Le radon 222 (1), gaz radioactif de la chaîne de désintégration de l’uranium 238, est présent naturellement dans la croûte terrestre. Certains types de roches, notamment le granit, en contiennent davantage. Une partie du radon ainsi produit peut être transférée vers l’atmosphère, via la porosité des roches et du sol. Il peut également être dissous dans l’eau qui stagne ou circule dans les roches. Ces deux modes de propagation lui permettent, malgré sa période radioactive relativement courte de 3,82 jours (pour le radon 222 ; période au bout de laquelle la radioactivité initiale du radon est diminuée de moitié) d’entrer en contact avec la surface et ainsi entraîner une exposition de l’Homme.
Tout comme l’aération des bâtiments permet d’éviter l’accumulation de radon dans l’air, le dégazage de l’eau (eau du robinet qui a reposé quelques heures à l’air libre) atténue presque totalement le risque d’exposition par ingestion. Ainsi, pour les usages courants, le risque lié à l’ingestion d’eau contenant du radon est beaucoup plus faible que celui issu de l’inhalation au sein de locaux mal aérés (2).
En France, la politique de prévention du risque sanitaire associé au radon repose essentiellement sur la réduction du radon dans l’air ambiant des espaces confinés. Cette politique prend en compte de fait le radon dissous dans l'eau puisque son dégazage rapide contribue à la concentration en radon de l'atmosphère des locaux où cette eau arrive au robinet. Actuellement, pour les eaux destinées à la consommation humaine, la réglementation n'aborde pas explicitement la question du radon et de ses descendants radioactifs à vie courte.

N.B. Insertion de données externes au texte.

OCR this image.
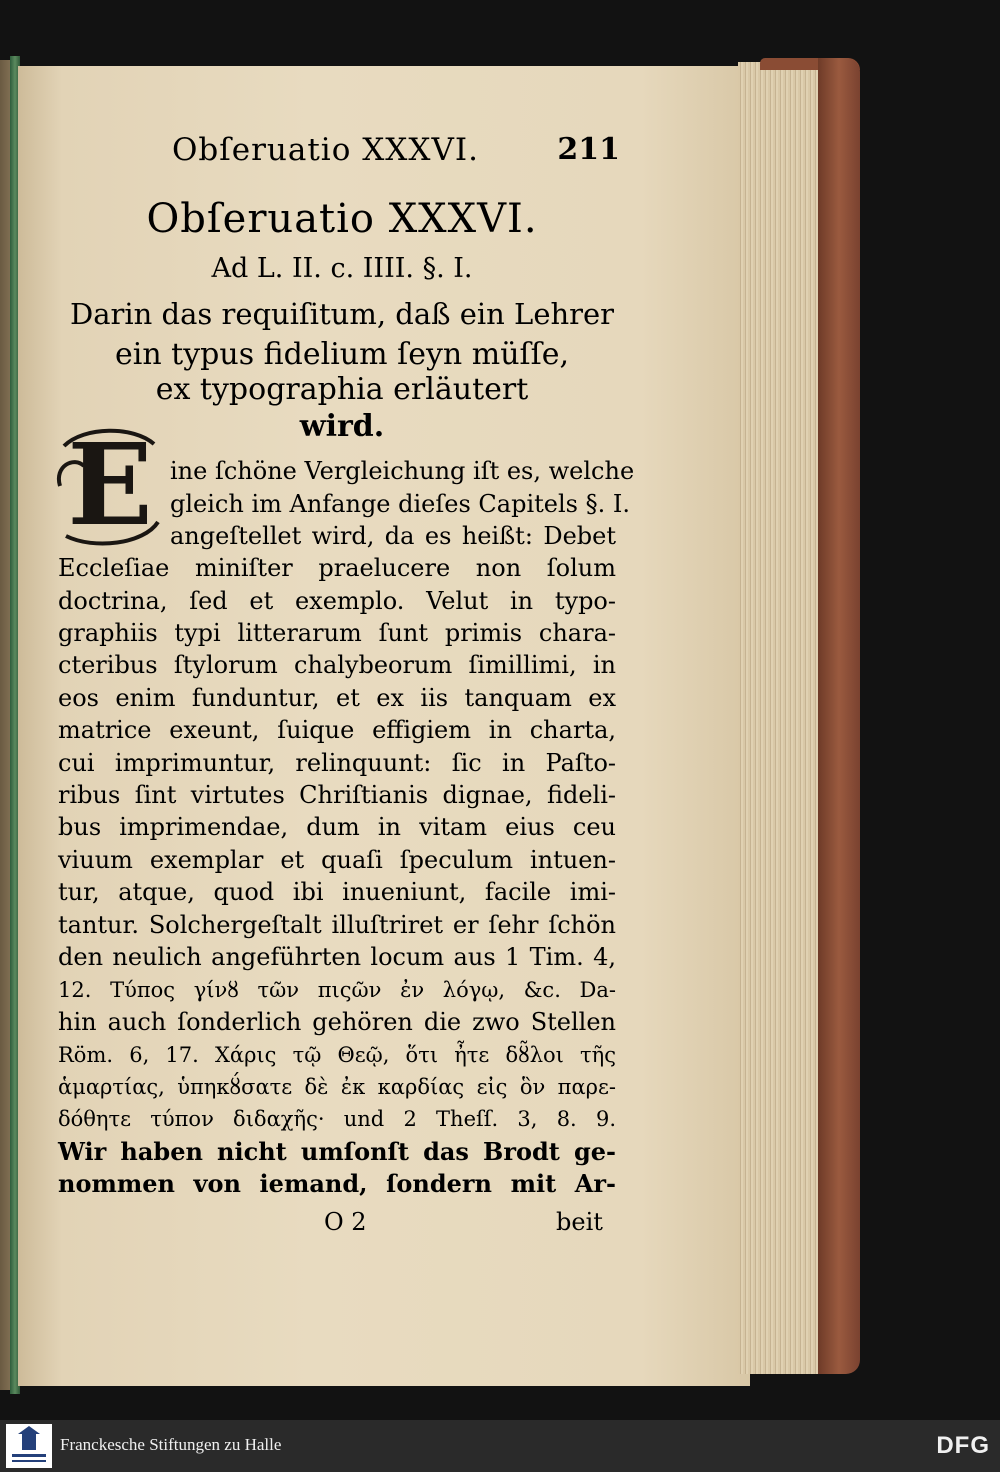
Obſeruatio XXXVI.	211
Obſeruatio XXXVI.
Ad L. II. c. IIII. §. I.
Darin das requiſitum, daß ein Lehrer
ein typus fidelium ſeyn müſſe,
ex typographia erläutert
wird.
E ine ſchöne Vergleichung iſt es, welche
gleich im Anfange dieſes Capitels §. I.
angeſtellet wird, da es heißt: Debet
Eccleſiae miniſter praelucere non ſolum
doctrina, ſed et exemplo. Velut in typo-
graphiis typi litterarum ſunt primis chara-
cteribus ſtylorum chalybeorum ſimillimi, in
eos enim funduntur, et ex iis tanquam ex
matrice exeunt, ſuique effigiem in charta,
cui imprimuntur, relinquunt: ſic in Paſto-
ribus ſint virtutes Chriſtianis dignae, fideli-
bus imprimendae, dum in vitam eius ceu
viuum exemplar et quaſi ſpeculum intuen-
tur, atque, quod ibi inueniunt, facile imi-
tantur. Solchergeſtalt illuſtriret er ſehr ſchön
den neulich angeführten locum aus 1 Tim. 4,
12. Τύπος γίνȣ τῶν πιςῶν ἐν λόγῳ, &c. Da-
hin auch ſonderlich gehören die zwo Stellen
Röm. 6, 17. Χάρις τῷ Θεῷ, ὅτι ἦτε δȣ̃λοι τῆς
ἁμαρτίας, ὑπηκȣ́σατε δὲ ἐκ καρδίας εἰς ὃν παρε-
δόθητε τύπον διδαχῆς· und 2 Theſſ. 3, 8. 9.
Wir haben nicht umſonſt das Brodt ge-
nommen von iemand, ſondern mit Ar-
O 2	beit
Franckesche Stiftungen zu Halle	DFG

Les effets sanitaires liés à l’ingestion de radon dans l’eau sont globalement moins étudiés que ceux dus à l’inhalation du radon dans l’air et il convient de rester prudent dans l’interprétation des résultats des quelques études disponibles.
Pour en savoir plus, téléchargez les fiches "radon dans l'eau" :
Caractéristiques physiques
Conséquences dosimétriques et sanitaires de l'ingestion de radon dissous dans l'eau de boisson
Aspects réglementaires
Notes :
1- Classé cancérigène par le CIRC.
2- Aucune étude épidémiologique n'a mis en évidence de lien direct entre l'ingestion de radon par l'eau de boisson et son effet cancérigène.